The Commerce Department was allowed to rescind the antidumping and countervailing duty reviews on wood moldings and millwork products from China, the U.S. said July 30 in response to several exporters’ April 25 motion for judgment (see 2404240065) (China Cornici Co. Ltd. v. U.S., CIT # 23-00217).
The U.S. opposed Turkish exporter Habas Sinai's motions to intervene as an intervenor in an antidumping case and for an injunction on the liquidation of its entries, arguing that Habas' entries are already liquidated and that the company offers no "good cause" for its delay for timely seeking an injunction from the court (Kaptan Demir Celik Endustrisi ve Ticaret v. United States, CIT # 24-00018).
The Commerce Department chose the wrong primary surrogate country in its antidumping duty review on aluminum foil from China, multiple exporters argued in a motion for judgment July 29. The department chose Romania, citing minor factors of production and slightly more contemporaneous data, over Malaysia and Bulgaria, which were more accurate, they claimed (Jiangsu Dingsheng New Materials Joint-Stock Co. v. U.S., CIT # 23-00264).
The Commerce Department should have treated exporter Koehler's unpaid antidumping duty liability as a selling expense that lowered constructed export price (CEP) instead of as an increase to the cost of production, antidumping duty petitioner Domtar Corp. argued at the Court of International Trade. Filing a complaint on Aug. 1, Domtar said CEP should have been lowered since the expenses were "associated with commercial activities in the United States" (Domtar Corp. v. United States, CIT # 24-00113).
In a post-oral argument (see 2407250041) submission, all plaintiffs in a case regarding the scope of an antidumping duty order on steel wheels from China again pushed back against the government, saying that DOJ was misrepresenting communications during the order’s original investigation (Asia Wheel v. U.S., CIT Consol. # 23-00096).
An aluminum foil importer added its own motion for judgment to a stack of cases, primarily coming from the foil and solar panel industries, challenging the Commerce Department’s alleged overemphasis on only one or two factors out of the five used to analyze a product’s country of origin in evasion investigations (see 2407030064, 2406140059 and 2401230041) (Hanon Systems Alabama Corp. v. U.S., CIT # 24-00013).

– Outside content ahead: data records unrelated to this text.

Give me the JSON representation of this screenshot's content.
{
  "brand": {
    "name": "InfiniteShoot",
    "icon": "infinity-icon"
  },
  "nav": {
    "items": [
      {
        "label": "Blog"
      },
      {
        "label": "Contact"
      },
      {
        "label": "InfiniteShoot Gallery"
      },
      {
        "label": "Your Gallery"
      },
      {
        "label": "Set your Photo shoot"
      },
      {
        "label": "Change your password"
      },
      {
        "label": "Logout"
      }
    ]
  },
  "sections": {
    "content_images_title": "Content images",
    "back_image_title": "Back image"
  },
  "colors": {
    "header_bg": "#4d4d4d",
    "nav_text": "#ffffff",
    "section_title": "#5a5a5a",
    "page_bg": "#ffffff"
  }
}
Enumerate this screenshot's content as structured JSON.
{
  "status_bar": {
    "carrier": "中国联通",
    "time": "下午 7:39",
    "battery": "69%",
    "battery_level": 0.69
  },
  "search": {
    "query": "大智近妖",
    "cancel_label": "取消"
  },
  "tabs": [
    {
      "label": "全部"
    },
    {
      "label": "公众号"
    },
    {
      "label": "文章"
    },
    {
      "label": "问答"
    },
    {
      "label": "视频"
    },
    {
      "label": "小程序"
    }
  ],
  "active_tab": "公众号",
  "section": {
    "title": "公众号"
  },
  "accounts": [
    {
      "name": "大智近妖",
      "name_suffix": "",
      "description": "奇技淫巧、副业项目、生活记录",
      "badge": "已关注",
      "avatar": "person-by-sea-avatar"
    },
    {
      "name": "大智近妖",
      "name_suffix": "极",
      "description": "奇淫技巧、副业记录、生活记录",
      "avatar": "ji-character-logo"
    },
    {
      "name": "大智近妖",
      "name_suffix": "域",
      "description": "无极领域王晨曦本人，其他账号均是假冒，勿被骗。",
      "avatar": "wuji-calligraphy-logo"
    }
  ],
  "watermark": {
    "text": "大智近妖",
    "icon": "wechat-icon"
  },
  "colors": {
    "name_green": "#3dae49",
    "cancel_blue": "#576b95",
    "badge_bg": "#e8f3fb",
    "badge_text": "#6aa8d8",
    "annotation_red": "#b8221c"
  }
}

The Commerce Department “misunderstood” a court order to explain why an industry support calculation didn’t involve double-counting, an importer said July 26 in a reply to the government (Tenaris Bay City v. U.S., CIT # 22-00343).
The U.S. Supreme Court's decision in Loper Bright v. Raimondo rejecting the Chevron principle of deferring to federal agencies' interpretations of ambiguous statutes doesn't call for the U.S. District Court for the District of Columbia to revisit a decision sustaining the sanctions designation of former Afghan government official Mir Rahman Rahmani and his son, Hafi Ajmal Rahmani, the U.S. said this week (Mir Rahman Rahmani v. Janet Yellen, D.D.C. # 24-00285).
The Commerce Department switched the basis on which it found the Korean government's full allotment of emissions permits under the Korean Emissions Trading System (K-ETS) was specific. Submitting its remand results under protest on July 31, Commerce said the full allotment of the permits was de facto specific after the Court of International Trade rejected the idea that the full allotment was de jure specific (Hyundai Steel Co. v. United States, CIT # 22-00170).
The U.S. Court of Appeals for the Federal Circuit on July 31 issued its mandate in an antidumping duty scope case after denying a petition for panel rehearing and rehearing en banc of the court's decision to include dual-stenciled pipe in the scope of the AD order on circular welded carbon steel pipes and tubes from Thailand (see 2407240048). The AD order's scope language includes standard pipe but excluded line pipe, and exporter Saha Thai Steel Pipe Public Co.'s dual-stenciled pipes fit the industry specifications for both line and standard pipe. Two of the three judges deciding the case found that "meeting an additional specification" for line pipe "does not strip away the qualification of these pipes as standard pipes" (see 2405150027) (Saha Thai Steel Pipe Public Co. v. United States, Fed. Cir. # 22-2181).